/baseline

Strong Deep-Learning Baseline algorithms for NLP

Primary LanguagePythonApache License 2.0Apache-2.0

baseline

Simple, Strong Deep-Learning Baselines for NLP in several frameworks

Baseline algorithms and data support implemented with multiple deep learning tools, including sentence classification, tagging, seq2seq, and language modeling. Can be used as stand-alone command line tools or as a Python library. The library attempts to provide a common interface for several common deep learning tasks, as well as easy-to-use file loaders to make it easy to publish standard results, compare against strong baselines without concern for mistakes and to support rapid experiments to try and beat these baselines.

Overview

A few strong, deep baseline algorithms for several common NLP tasks, including sentence classification, tagging, sequence-to-sequence and language modeling problems. Considerations are conceptual simplicity, efficiency and accuracy. The included approaches are (hopefully) the first "deep learning thing" you might think of for a certain type of problem, and are currently near SoTA for many datasets. Below you can find descriptions of the algorithms, and the status of implementation for each framework.

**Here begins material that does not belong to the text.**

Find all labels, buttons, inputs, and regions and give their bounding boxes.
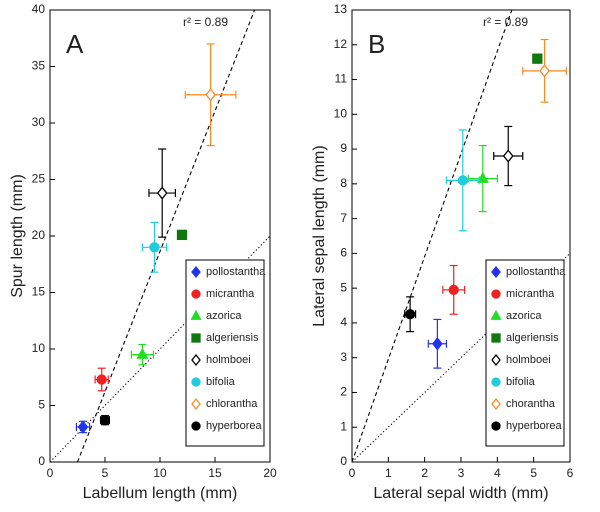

When the GPU is used, the code assumes that cudnn is available* and installed. This is critical for good performance.

Supported Tasks

Reporting with Visdom and tensorboard

Visdom

First install it:

pip install visdom

To enable reporting with visdom, just pass --visdom 1 in any command line program.

Tensorboard

First install tensorboard logger (which is independent of tensorflow):

pip install tensorboard_logger

To enable reporting with tensorboard, just pass --tensorboard 1 in any command line program. You must have tensorboard installed to use this.

Baseline as an API

The latest code provides a high-level Python API to access common deep-learning NLP approaches. This should facilitate faster research in any language, as these tasks are fairly standard for NLP. The data loaders and data feeds are all reusable, as are the basic harnesses for the APIs. To get an understanding for how to structure a program to use baseline, have a look at the command line programs for each task.

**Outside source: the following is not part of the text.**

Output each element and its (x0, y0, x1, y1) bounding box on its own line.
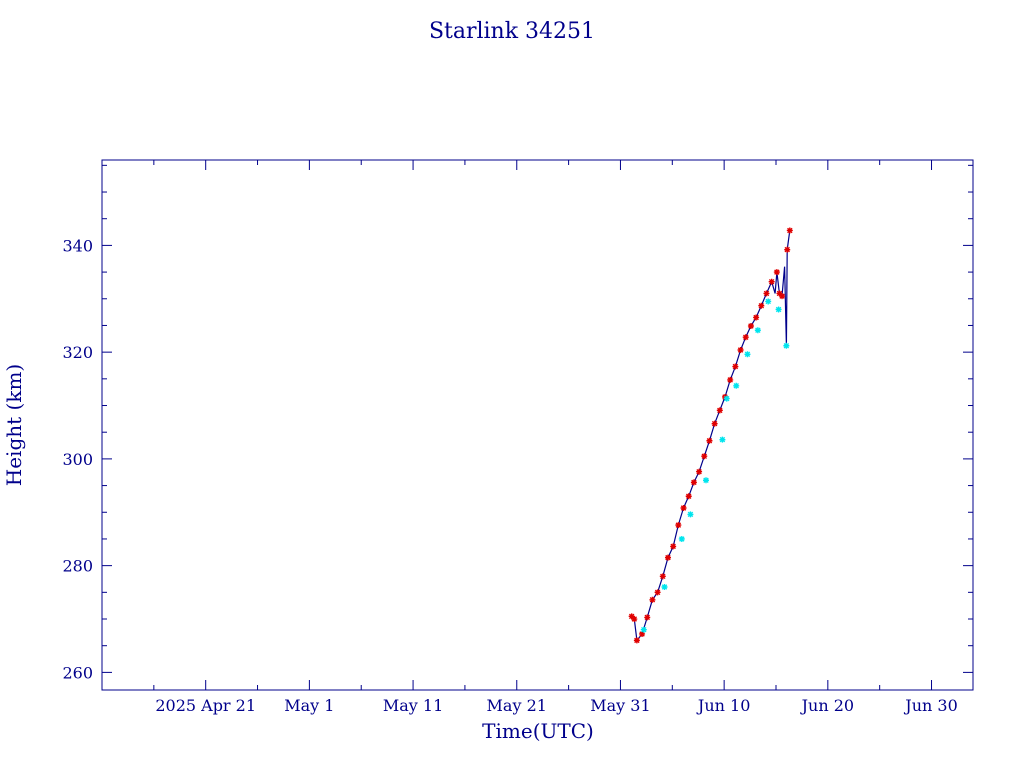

You can also think of the library itself as an abstraction layer at the "solution" or algorithm level with sub-modules built with each framework. Adding a new framework is straightforward using the methods shown in the library.

As scaffolding for an experiment

If you have a problem where the input is the same as a baseline task, you can easily use the API to set up your boilerplate work for you, and focus on your model, by creating a user-defined addon. This is just a normal python file with a creation and load hooks. Here are some examples:

https://gist.github.com/dpressel/d01474f646c73f4773dbbc3a77624d64

Then pass --model_type {model} (e.g. nochar, in the case of the first example gist) to the driver program for that task. The driver program will look to see if it has an implementation for nochar and will not find it in its registry of taggers. So it will import tagger_nochar.py, and call its create_model function with the arguments and use the provided model.